Oh... you've never done that?? Then you don't understand true food addiction. Addiction to the way eating something can make you feel.
The temporary lift
The temporary escape
The temporary hit to the pleasure center in the brain
I didn't do it this time, but the urge was powerful and I came close. Too close.
You see I, myself, opened the door to be set up for it. A relative came into town and brought dinner. Included was some "crack cocaine"... aka... fresh baguette bread.
I had two responses: red flag warning, since in my past I have literally eaten a whole loaf with a stick of butter over the course of one day. And... rationalization. Telling myself it's no big deal, it's family, it's a special occasion, I'll just have a little and be done with it.
Uh huh. Yep. That's the worst kind of lie, the kind we tell ourself.
For some people, they could handle "a little bit". But I know my history. And I never should have listened to the lie.
After they left, I had "just one more slice". Then another. Then another... MyGuy came home and caught me having "just one slice". I didn't explain it was just one AFTER ten other "just ones". In other word, I lied by omission. Sigh... that's a classic sign of an addict hiding their behavior, right??
So, I made sure he saw me throw the rest of the loaf, in it's bag, into the trash can. As if I was oh-so-in-control. Riiiggghhtttt...
The next day I was under more stress from other issues, and was hit with the image of that baguette bread, in the trash but "protected" by it's plastic bag. And for a fleeting second I seriously considered pulling it out and eating it.
I was aghast at myself! I was disgusted, disappointed, and embarrassed that I actually considered doing that.

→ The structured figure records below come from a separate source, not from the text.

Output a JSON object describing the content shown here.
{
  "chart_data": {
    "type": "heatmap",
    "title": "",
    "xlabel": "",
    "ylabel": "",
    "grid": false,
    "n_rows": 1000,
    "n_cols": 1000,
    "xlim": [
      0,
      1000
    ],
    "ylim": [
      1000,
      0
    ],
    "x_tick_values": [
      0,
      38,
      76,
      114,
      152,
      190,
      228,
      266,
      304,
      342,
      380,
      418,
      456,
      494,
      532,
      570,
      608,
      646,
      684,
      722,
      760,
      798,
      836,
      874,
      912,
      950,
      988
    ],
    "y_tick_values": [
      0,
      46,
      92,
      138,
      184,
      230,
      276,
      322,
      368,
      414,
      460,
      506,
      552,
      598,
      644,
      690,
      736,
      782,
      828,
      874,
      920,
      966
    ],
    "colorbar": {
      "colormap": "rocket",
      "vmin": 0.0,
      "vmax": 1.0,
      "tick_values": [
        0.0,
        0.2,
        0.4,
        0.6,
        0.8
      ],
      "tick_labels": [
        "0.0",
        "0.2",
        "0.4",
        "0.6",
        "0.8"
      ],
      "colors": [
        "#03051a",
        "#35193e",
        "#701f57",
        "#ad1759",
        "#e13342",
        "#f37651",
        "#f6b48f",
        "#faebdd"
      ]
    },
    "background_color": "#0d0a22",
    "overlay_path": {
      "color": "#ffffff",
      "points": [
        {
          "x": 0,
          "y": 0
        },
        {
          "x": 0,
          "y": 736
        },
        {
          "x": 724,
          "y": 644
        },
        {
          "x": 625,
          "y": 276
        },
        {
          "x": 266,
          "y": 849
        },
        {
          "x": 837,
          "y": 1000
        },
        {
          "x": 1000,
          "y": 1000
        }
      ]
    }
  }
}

After all these years. After all those pounds lost so far. And I'm STILL even entertaining doing something like that??!!!!!
Even now, it makes me cry. I wonder if I have changed at all. I wonder if I am just following a "program", yet inside there is no true change.
I once wrote a post (HERE) trying to articulate the differences, as I saw it, in the weight loss experiences of a "smaller" overweight person and a super-sized person (jumbo jet vs cessna). Sure, some things are the same. But some feel different to me.
I started at 460 pounds. The canyons seemed deeper, the mountains seemed higher. Temptation seemed so powerful and hope seemed farther away. Success always felt right around the corner, but just out of reach.
The road, for the super-sized person, can seem soooo long. It's easy to get so very tired of it all. To start thinking compromise. Couched in a "positive" way, of course, like "look how far you've come".
But it's still settling.
Still stopping short.
Still giving up.
Still buying into the lie that I've come as far as I can, and it's time to get "realistic" and accept that this is IT.
I'm not sure why I'm feeling so raw today. I am successfully, finally, back on track, after a few days of struggle. I think it's a deep and powerful response to a blog post I read from Holly, HERE.
After reading what Holly wrote, I cried, and I felt understood. She's lost 240 pounds and KNOWS the long struggle. Also the pitfalls along the way and even after. The pull of that addiction. The way we rationalize our behavior. The guilt over making selfish choices instead of following our faith, and going to God instead of food. All that.
So... I'm not giving up. I pray for help. I pray for mercy. I pray for encouragement. And I feel grateful that HOPE is real and powerful.
Answer my prayers, O Lord,
for your unfailing love is wonderful.
Take care of me, for your mercy is so plentiful.